In questa logica va visto il “protagonismo terrorista” di questi ultimi mesi, a cavallo dell’estate e dei mesi di vacanza e di maggior turismo in occidente: cogliere il miglior momento possibile a livello comunicativo per generare ansia, terrore, indurre al cambiamento delle abitudini, gestire la vita e l’agenda dei cittadini (principalmente europei), dominare da protagonisti le pagine di cronaca.
Irrilevante che ciò riguardi il Bangladesh (basta colpire cittadini europei), Nizza durante una festa nazionale o un paese della provincia in un giorno qualunque in un momento qualsiasi della normale vita della comunità locale.


Isis – macabramente – si connota sempre più come un fenomeno mediatico, capace di polarizzare l’attenzione, la cronaca, i social network, la politica, collegandosi a qualsiasi momento mediatico.
Smette di essere – mediaticaente parlando – un fenomeno bellico, geolocalizzato, legato alla politica estera o ai temi della cronaca internazionale.
Interessante a tal proposito la critica, e in parte autocritica, del Le Monde, all’indomani dell’attaco di Saint-Entienne-du-Rouvray, nel quadro della più ampia – e seria discussione – se il pubblicare nomi, foto e dettagli sulle identità dei terroristi possa alimentare le più deliranti teorie del complotto, o se “anonimizzare” il terrorismo possa invece essere utile a ridurre il desiderio di emulazione lasciando i terroristi nell’oblio.
Un dibattito non senza fondamenti seri nel nuovo territorio del terrore globalizzato.
Da un lato il diritto di cronaca ed informazione, dall’altro la presa d’atto di un fenomeno globale emulativo.


L’Isis è sempre più solo un marchio, che compie essenzialmente due azioni coordinate: invitare e stimolare l’azione kamikaze, quanto più cruenta possibile, e ovunque, e rivendicare qualsiasi azione terroristica, anche se non direttamente collegata.
Un binomio relativamente economico e che sfrutta consapevolmente e scientificamente le nuove forme di comunicazione di un mondo mediaticamente globalizzato, in cui la cultura dello scandalo e della cronaca violenta diviene focalizzatore di pubblico e share.
Un tema su cui la stampa internazionale dovrebbe riflettere con maggiore consapevolezza, uscendo da semplice ruolo di “riportatrice di fatti di cronaca” e comprendendo che invece può essere soggetto attivo della diffusione di un messaggio e da stimolo – attraverso la spettacolarizzazione – di atti di emulazione.

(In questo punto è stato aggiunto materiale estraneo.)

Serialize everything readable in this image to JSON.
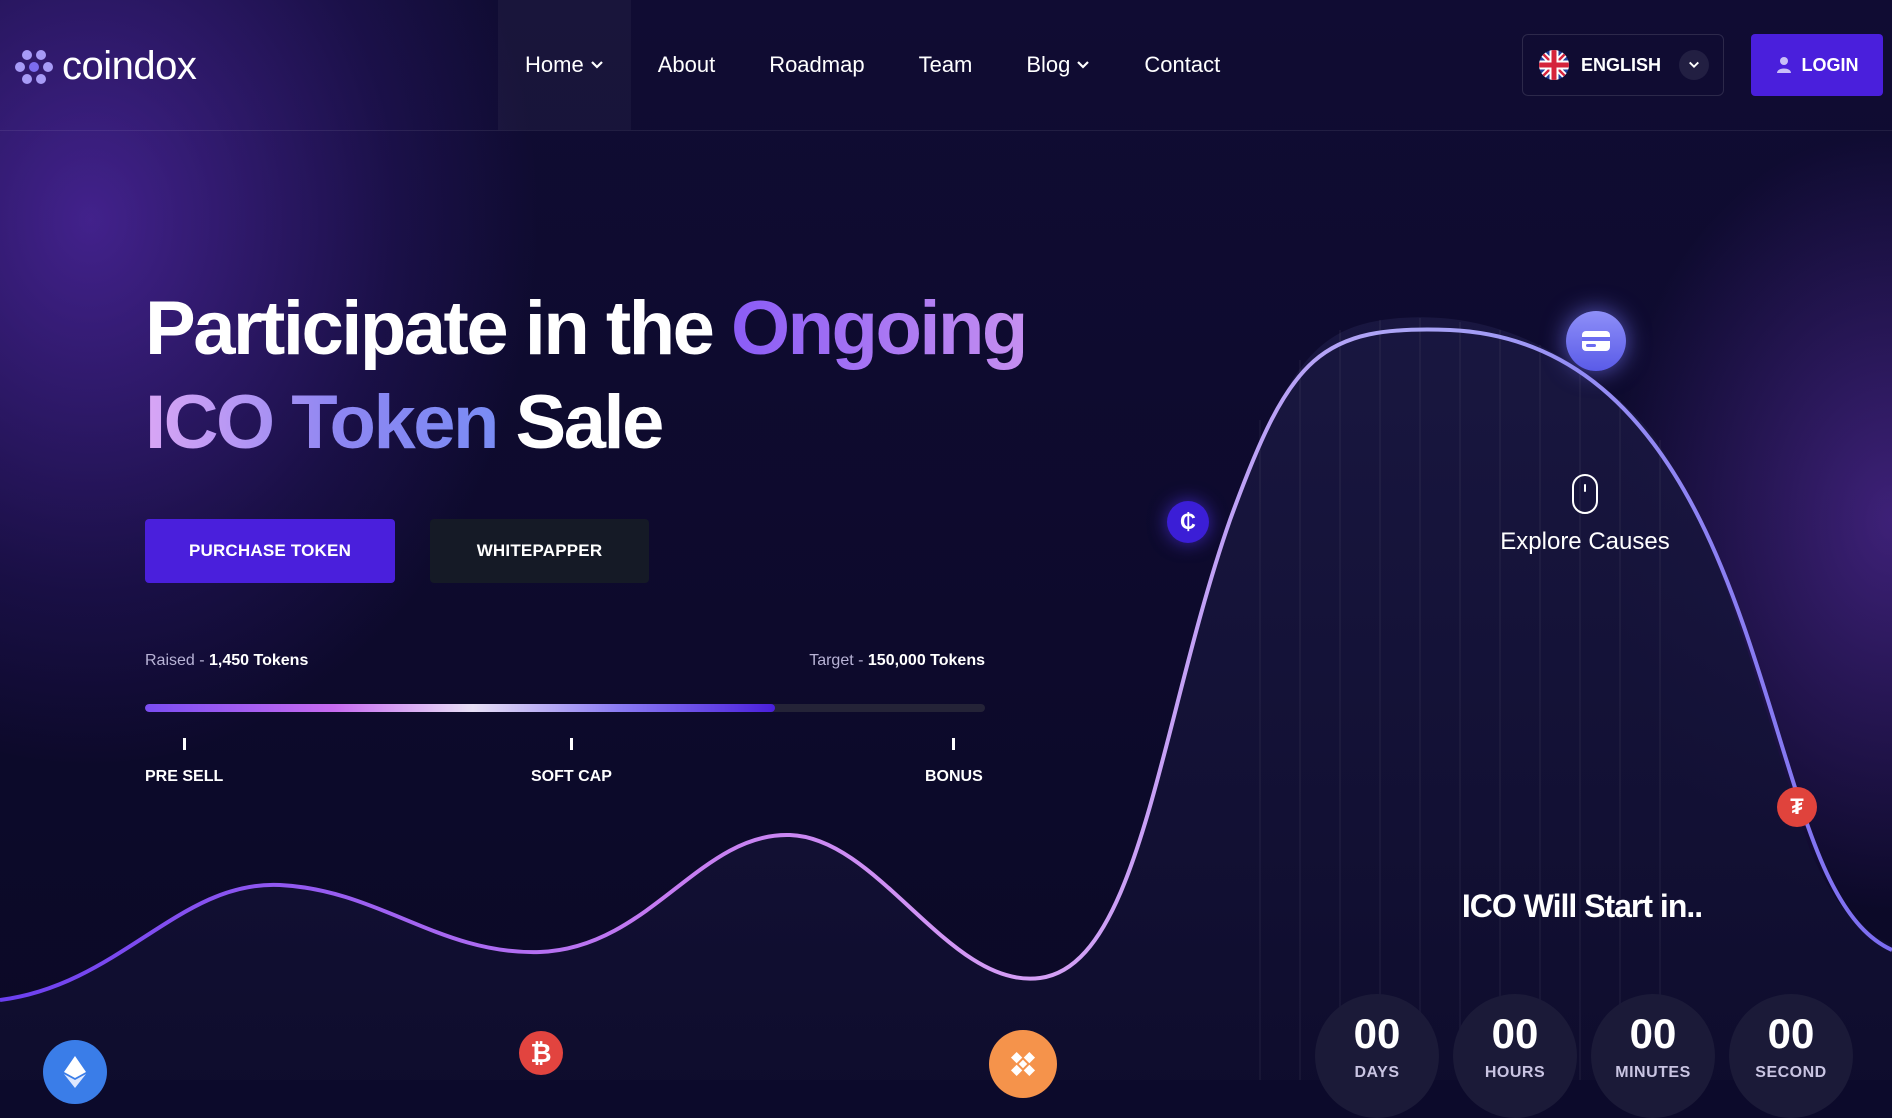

L’estremizzazione del messaggio fondamentalista e jihadista non è efficace solo se “tu scegli di
combattere da quella parte”, ma raggiunge un risultato anche se tu semplicemente scegli di
combattere quella guerra, perché in fin dei conti raggiunge l’obiettivo di farti schierare in prima
persona sul campo, che significa legittimazione come avversario, unico e definitivo. Che poi è
l’obiettivo politico globale dell’ISIS.


Oggi appare chiaro che lo Stato Islamico, decisamente in difficoltà sui campi di battaglia e nelle aree geografiche in cui combatte militarmente, punta ad una sfida mediatica totale.
L’obiettivo è la “guerra totale” di religione. Identificare se stesso come “il vero Islam” e tutti quelli che non sono con l’Isis sono “infedeli che combattono una guerra religiosa”.
Riuscire in questo obiettivo sarebbe un suicidio politico, culturale e civile dell’intero occidente.
Ma in questa direzione vanno non solo “il messaggio” diretto dell’Isis, ma anche e soprattutto la simbolica degli attacchi, come l’uccisione in chiesa di un sacerdote.

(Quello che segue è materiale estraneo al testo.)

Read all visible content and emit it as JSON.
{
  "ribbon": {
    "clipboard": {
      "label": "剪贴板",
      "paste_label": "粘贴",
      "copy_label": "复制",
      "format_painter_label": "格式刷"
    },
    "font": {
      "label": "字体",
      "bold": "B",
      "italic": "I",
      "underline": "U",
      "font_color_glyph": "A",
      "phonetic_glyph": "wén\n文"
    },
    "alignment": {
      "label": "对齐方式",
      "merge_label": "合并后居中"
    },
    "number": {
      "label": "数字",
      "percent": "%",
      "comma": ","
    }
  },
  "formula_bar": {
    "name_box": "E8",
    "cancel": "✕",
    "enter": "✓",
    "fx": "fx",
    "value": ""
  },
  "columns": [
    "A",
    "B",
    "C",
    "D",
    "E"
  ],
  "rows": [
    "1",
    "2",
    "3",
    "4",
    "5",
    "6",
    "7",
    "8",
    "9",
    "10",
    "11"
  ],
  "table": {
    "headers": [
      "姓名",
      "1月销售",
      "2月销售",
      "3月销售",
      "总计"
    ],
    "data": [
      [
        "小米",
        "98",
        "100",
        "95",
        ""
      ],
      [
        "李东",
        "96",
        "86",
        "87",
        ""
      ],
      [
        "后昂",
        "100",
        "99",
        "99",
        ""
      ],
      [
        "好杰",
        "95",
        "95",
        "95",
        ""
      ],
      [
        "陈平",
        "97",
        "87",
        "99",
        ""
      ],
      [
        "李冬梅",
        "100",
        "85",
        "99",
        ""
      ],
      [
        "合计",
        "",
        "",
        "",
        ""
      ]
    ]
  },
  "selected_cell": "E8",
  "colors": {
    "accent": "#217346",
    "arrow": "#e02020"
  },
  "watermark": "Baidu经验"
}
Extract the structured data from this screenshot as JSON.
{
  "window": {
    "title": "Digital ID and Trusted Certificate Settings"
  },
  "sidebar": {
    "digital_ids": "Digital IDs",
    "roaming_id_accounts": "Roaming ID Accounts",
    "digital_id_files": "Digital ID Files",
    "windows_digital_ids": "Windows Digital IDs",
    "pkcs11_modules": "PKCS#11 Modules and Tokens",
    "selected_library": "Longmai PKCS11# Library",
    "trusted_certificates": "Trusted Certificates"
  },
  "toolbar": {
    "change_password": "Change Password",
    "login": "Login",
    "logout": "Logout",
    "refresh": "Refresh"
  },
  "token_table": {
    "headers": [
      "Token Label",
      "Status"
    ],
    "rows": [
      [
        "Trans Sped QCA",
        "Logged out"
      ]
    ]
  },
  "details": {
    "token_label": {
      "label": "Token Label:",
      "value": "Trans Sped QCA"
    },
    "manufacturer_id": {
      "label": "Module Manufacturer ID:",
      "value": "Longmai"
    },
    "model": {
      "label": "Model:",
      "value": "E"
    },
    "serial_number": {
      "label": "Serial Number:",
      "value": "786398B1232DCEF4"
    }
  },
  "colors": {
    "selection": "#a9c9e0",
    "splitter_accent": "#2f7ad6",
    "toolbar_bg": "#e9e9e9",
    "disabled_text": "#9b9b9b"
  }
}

E per questo l’occidente non può cadere nella provocazione di criminalizzare l’islam in quanto tale.
Non può cedere al facile manicheismo di chi vorrebbe una divisione del mondo e delle persone.
Sarebbe la vittoria dell’Isis che potrebbe concretizzare se stesso come “islam che difende gli islamici” contro “un mondo di infedeli che vogliono una guerra santa contro l’islam”.
In questo senso sono tutt’altro che simboliche le prese di posizione di molti imam, presenti a cerimonie inter-religiose, o come la presa di posizione della comunità islamica francese che ha rifiutato la sepoltura musulmana ai terroristi.
Un modo di non cadere nell’equivoco crociato, e di bilanciare il messaggio jihadista sul suo stesso terreno. Come a dire “se qualcuno vi promette che con il terrorismo avrete il paradiso, sappiate che non avrete nemmeno una sepoltura religiosa”.
E questo messaggio, e questa posizione forte, a ben vedere, possono essere davvero l’arma più potente contro questo nuovo terrorismo.